Hier ist eine große Pause, die jedoch nicht so nichtssagend ist, wie diese paar Striche. Was ich schreiben wollte, ist: Doch die Mittagspause ist vorüber und wir müssen wieder an unsere Arbeit. - Arbeit? Ja, wenn Ihr das sähet; wir sind die reinsten Maulwürfe; wir werfen nämlich Schützengräben aus, damit die Herren Engländer hier nicht durchbrechen. So tut man allerlei, wovon man früher keine Ahnung gehabt hat. Aber man tut es gern. Wir machen es uns auch ganz gemütlich; bauen Unterstände, wo wir des Nachts unser müdes Haupt hinlegen und unterschlüpfen können, uns gegen Schrapnells zu schützen. Wir nehmen ab und zu auch ein Schlückchen Wein; denn Patrouillen von uns haben eine Anzahl Flaschen guten Rotweins mitgebracht! -
Erlaube mir, den von Ihrem lieben Sohn und Bruder begonnenen Brief zu vollenden, derselbe ist jetzt außerstande, dasselbe zu tun, denn er ist verwundet. Um Sie darauf vorzubereiten, teile ich Ihnen dieses ergebenst mit. Machen Sie sich auf das Schlimmste gefaßt. Die Kugel, die den Helden traf, hat leider zu gut getroffen, denn sie hat ihn getötet. Richten Sie sich aber auf in dem schönen Bewußtsein, daß er den schönsten Tod starb, nämlich den Heldentod fürs Vaterland. Mit freundlichem Gruß! Ein Kamerad, der es gut meint.
Martin Drescher, stud. phil., Berlin,
geb. 22. Juni 1893,
gest. 3. November 1914 an den Folgen seiner Verwundung in Cherbourg.
Das war ein Tag, an den ich nur mit Schrecken zurückdenken werde, dieser 21. Oktober. Unsere Artillerie war nicht zur Stelle und wir mußten gegen feindliche Artillerie, Infanterie und Maschinengewehre vorgehen, nein, vorspringen und Deckung suchen. Nicht einmal zum Schuß sind wir gekommen, es war ein Spießrutenlaufen. Am Abend haben wir uns dann noch eingraben müssen: die Minuten wurden zu Stunden, ein kleines Häuflein unserer Kompagnie fand sich zusammen: ich war auch zu einer anderen Kompagnie versprengt worden. Nun die Totenstille, ringsum brennende Dörfer, Stöhnen von Leicht- und Schwerverletzten; und dann noch mannstief sich eingraben. Um 2 Uhr nachts half ich noch, unseren schwerverwundeten Zugführer suchen.

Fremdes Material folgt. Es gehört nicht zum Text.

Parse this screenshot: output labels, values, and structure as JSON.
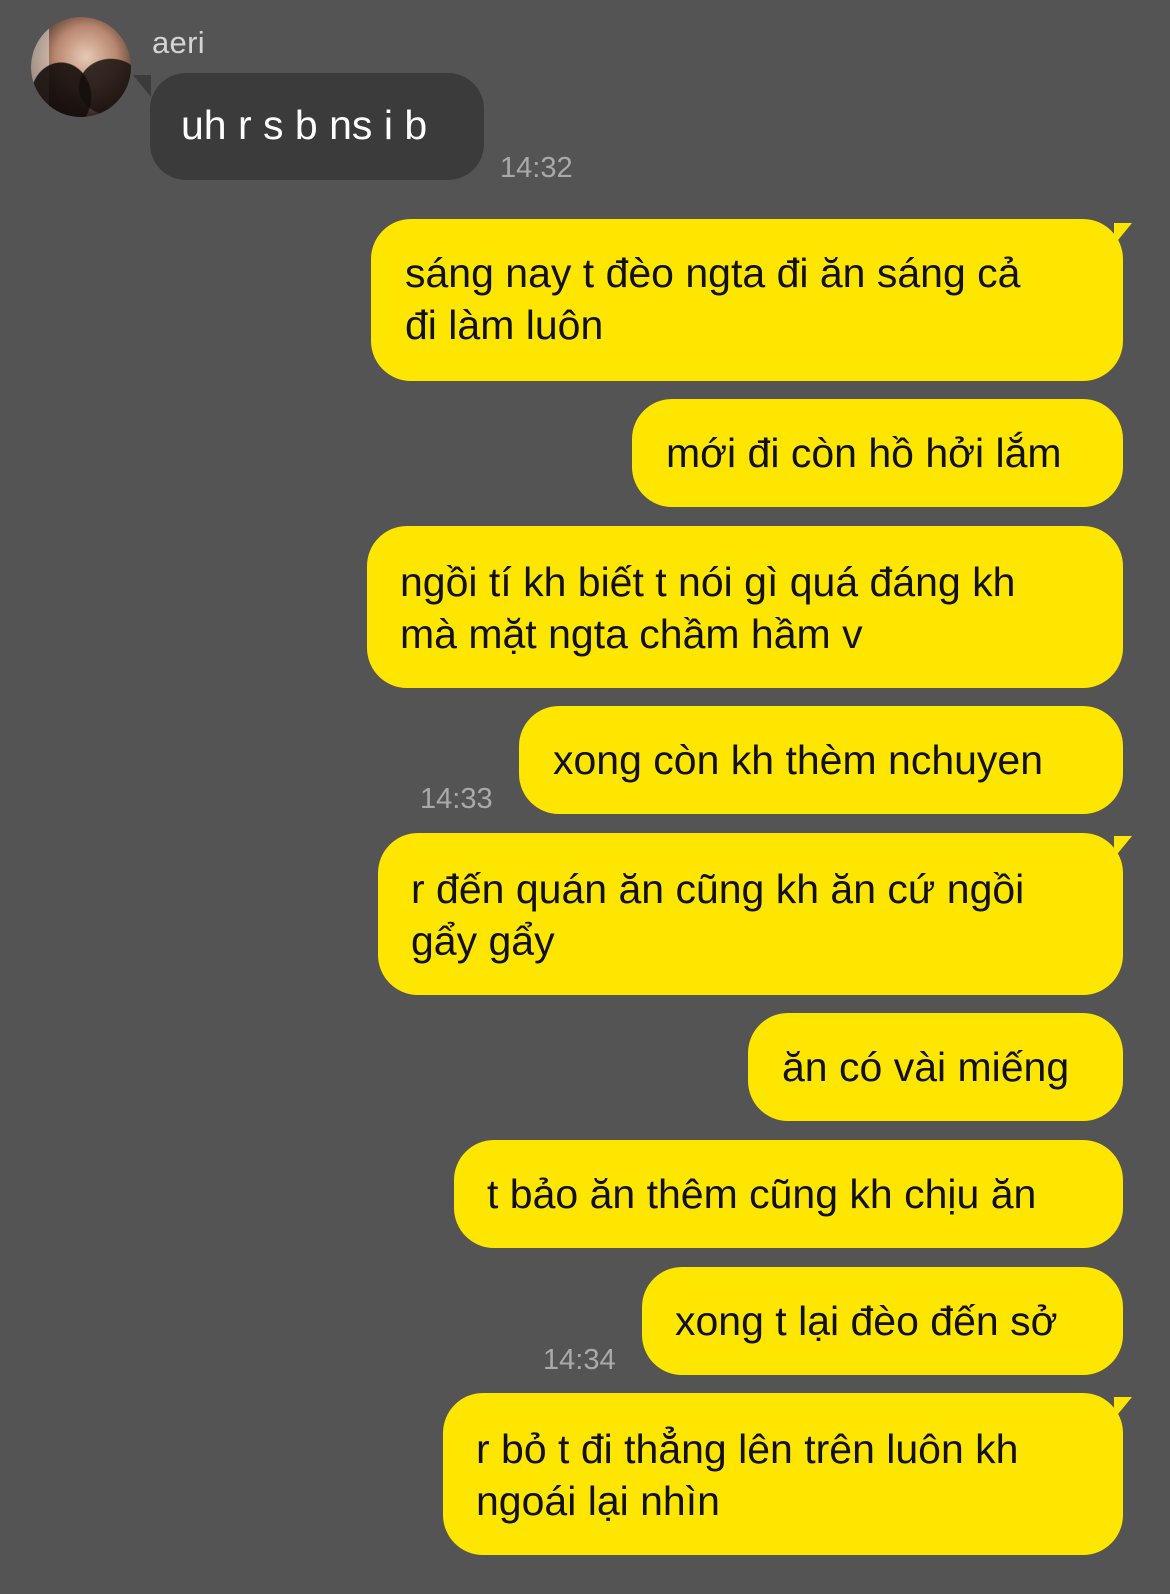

So geht's Tag um Tag. Fürchterliche Märsche und tagelanges, untätiges Dahinvegetieren, Hitze und Kälte, zu viel Essen und wieder langes Hungern. Die Rede dreht sich nur noch um solche materiellen Dinge und um die Doktorfrage, ob wir morgen noch leben werden. Ich habe mich, so gut es geht, damit abgefunden. Zuerst natürlich befiel mich ein mächtiges Zittern: der Wille zum Leben ist doch zu groß, aber der Unsterblichkeitsgedanke ist ein erhabener Ersatz. Wenn ich auch nicht an die bekannte persönliche Unsterblichkeitsidee glaube, der Anblick der funkelnden Sterne gestern abend und sonstige Erinnerungen und Beobachtungen aus früherer Zeit, zumal aus Goethe, haben in mir wieder die alte Theorie von der Allseele, in der die Einzelseele aufgeht, belebt. Und so habe ich jetzt schon ruhiger die Granaten über mich hinsausen hören. Ich bin der festen Überzeugung, daß ich, d. h. meine Seele, nicht bloß dies eine Mal gelebt hat, sondern weiter und weiter leben wird; wie, male ich mir nicht aus, da es zwecklos ist. So bin ich beruhigt und gefeit.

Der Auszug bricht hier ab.